Réforme de la Constitution en Côte d’Ivoire. Le sens et l’objet des états généraux de la République. 4/4

Réforme de la constitutionRéappropriation autocritique des valeurs de la République et de la démocratie : la responsabilité citoyenne et politique

Demander  à tenir « les états généraux de la République pour faire le bilan de la crise politique ivoirienne afin que cette situation ne se reproduise pas dans un avenir proche », c’est vouloir recentrer le  débat public ivoirien sur les valeurs de la République et de la Démocratie. C’est vouloir déterminer les raisons ayant conduit les divers protagonistes de la crise politique ivoirienne à trahir si facilement ces valeurs. C’est, dans ce débat autocritique, réinterroger nos engagements individuels et collectifs du passé et du présent. C’est pour chacun d’entre nous, nous mettre en position de réceptivité pour  nous approprier les valeurs de la République et de la démocratie afin de construire le présent et l’avenir de la cité ivoirienne. C’est décider de révoquer le passé en nous y référant comme mémoire de nos abdications et de nos démissions. C’est vouloir bâtir le présent et le futur de la Côte d’Ivoire selon le modèle démocratique de la coexistence de la diversité, du respect des libertés fondamentales, de la coresponsabilité citoyenne et de la fraternité.
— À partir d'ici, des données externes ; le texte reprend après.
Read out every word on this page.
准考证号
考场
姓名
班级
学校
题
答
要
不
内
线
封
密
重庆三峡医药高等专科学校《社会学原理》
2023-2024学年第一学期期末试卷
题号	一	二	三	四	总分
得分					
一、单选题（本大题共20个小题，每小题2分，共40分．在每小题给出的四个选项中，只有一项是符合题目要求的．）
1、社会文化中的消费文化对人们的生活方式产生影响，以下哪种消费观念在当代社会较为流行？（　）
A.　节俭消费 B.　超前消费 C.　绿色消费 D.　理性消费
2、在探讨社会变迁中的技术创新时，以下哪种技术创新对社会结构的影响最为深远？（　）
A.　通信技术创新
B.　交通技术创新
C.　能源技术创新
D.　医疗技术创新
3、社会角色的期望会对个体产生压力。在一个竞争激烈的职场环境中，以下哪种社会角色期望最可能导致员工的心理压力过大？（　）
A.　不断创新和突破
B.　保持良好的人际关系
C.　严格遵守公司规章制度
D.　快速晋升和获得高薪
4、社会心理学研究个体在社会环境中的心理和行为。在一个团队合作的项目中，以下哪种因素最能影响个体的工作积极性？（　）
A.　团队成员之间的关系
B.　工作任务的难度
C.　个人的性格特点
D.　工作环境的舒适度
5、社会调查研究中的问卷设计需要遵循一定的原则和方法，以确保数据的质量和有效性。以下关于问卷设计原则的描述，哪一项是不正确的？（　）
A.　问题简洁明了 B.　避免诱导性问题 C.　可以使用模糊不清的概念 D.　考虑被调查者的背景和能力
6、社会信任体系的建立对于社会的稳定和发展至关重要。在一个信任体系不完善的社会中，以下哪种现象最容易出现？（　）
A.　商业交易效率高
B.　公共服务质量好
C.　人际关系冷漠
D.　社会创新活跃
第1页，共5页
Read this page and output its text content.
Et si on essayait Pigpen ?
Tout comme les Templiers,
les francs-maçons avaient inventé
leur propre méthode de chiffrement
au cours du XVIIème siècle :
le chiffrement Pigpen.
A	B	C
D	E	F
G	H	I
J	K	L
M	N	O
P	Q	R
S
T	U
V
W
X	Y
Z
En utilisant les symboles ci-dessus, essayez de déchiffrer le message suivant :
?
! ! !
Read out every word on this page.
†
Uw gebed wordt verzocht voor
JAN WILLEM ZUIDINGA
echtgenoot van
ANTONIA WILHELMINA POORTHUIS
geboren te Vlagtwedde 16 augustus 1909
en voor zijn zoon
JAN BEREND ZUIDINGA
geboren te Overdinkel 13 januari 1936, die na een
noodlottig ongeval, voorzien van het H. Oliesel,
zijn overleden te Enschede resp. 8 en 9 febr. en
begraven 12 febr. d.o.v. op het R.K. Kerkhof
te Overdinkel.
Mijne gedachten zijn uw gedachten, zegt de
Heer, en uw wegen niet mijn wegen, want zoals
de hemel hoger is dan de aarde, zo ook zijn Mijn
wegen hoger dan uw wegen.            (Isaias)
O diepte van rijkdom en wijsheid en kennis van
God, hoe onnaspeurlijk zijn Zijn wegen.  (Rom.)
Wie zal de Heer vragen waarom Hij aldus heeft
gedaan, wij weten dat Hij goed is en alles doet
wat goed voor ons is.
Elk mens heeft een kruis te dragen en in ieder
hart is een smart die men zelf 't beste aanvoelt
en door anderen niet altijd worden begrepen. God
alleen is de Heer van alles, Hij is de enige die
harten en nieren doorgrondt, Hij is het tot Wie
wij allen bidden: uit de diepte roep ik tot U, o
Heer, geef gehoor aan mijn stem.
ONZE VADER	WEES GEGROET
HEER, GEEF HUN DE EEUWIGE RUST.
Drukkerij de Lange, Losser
Comme réflexion autocritique collective publique sur la crise de la République en Côte d’Ivoire, les états généraux nous  appellent à révoquer notre manière habituelle de concevoir le pouvoir d’Etat. Dans l’Etat de parti unique, nous l’avions conçu comme étant la propriété privée et le patrimoine du prince. Sous cette perspective, nous le considérons maintenant dans nos démocraties naissantes, comme étant la propriété privée du peuple majoritaire et de ses représentants politiques. Ces représentations entretiennent à la fois le patrimonialisme et l’exclusion des minorités. Animés par la culture encore prégnante des royautés et des empires précoloniaux,  par les représentations de la société et du pouvoir qui y sont attachées, nous avons tendance à nous représenter la cité moderne sous le modèle de l’homogénéité communautaire. Nous nous représentons le pouvoir démocratique sous l’image du sceptre, du trône et du monopole autocratique de la puissance publique par un chef communautaire.

A travers les états généraux de la République, nous devons abroger ces représentations antidémocratiques. Nous devons nous réapproprier la notion démocratique de la cité comme unité d’une collectivité hétérogène constituée par une diversité de peuples tous venus d’ailleurs. A la notion du pouvoir comme propriété d’un chef incarnant politiquement l’identité culturelle d’une communauté primordiale, nous devons substituer la notion démocratique du Pouvoir comme entité inappropriable d’un peuple pluriel de citoyens. Nous devons remplacer la notion patrimoniale du pouvoir par cette nouvelle notion démocratique en laquelle le Pouvoir est conçu comme un espace qui ne peut être occupé par quiconque  y compris le peuple souverain lui-même. La démocratie est le pouvoir du peuple au sens où le pouvoir démocratique est un lieu vide qui doit le demeurer.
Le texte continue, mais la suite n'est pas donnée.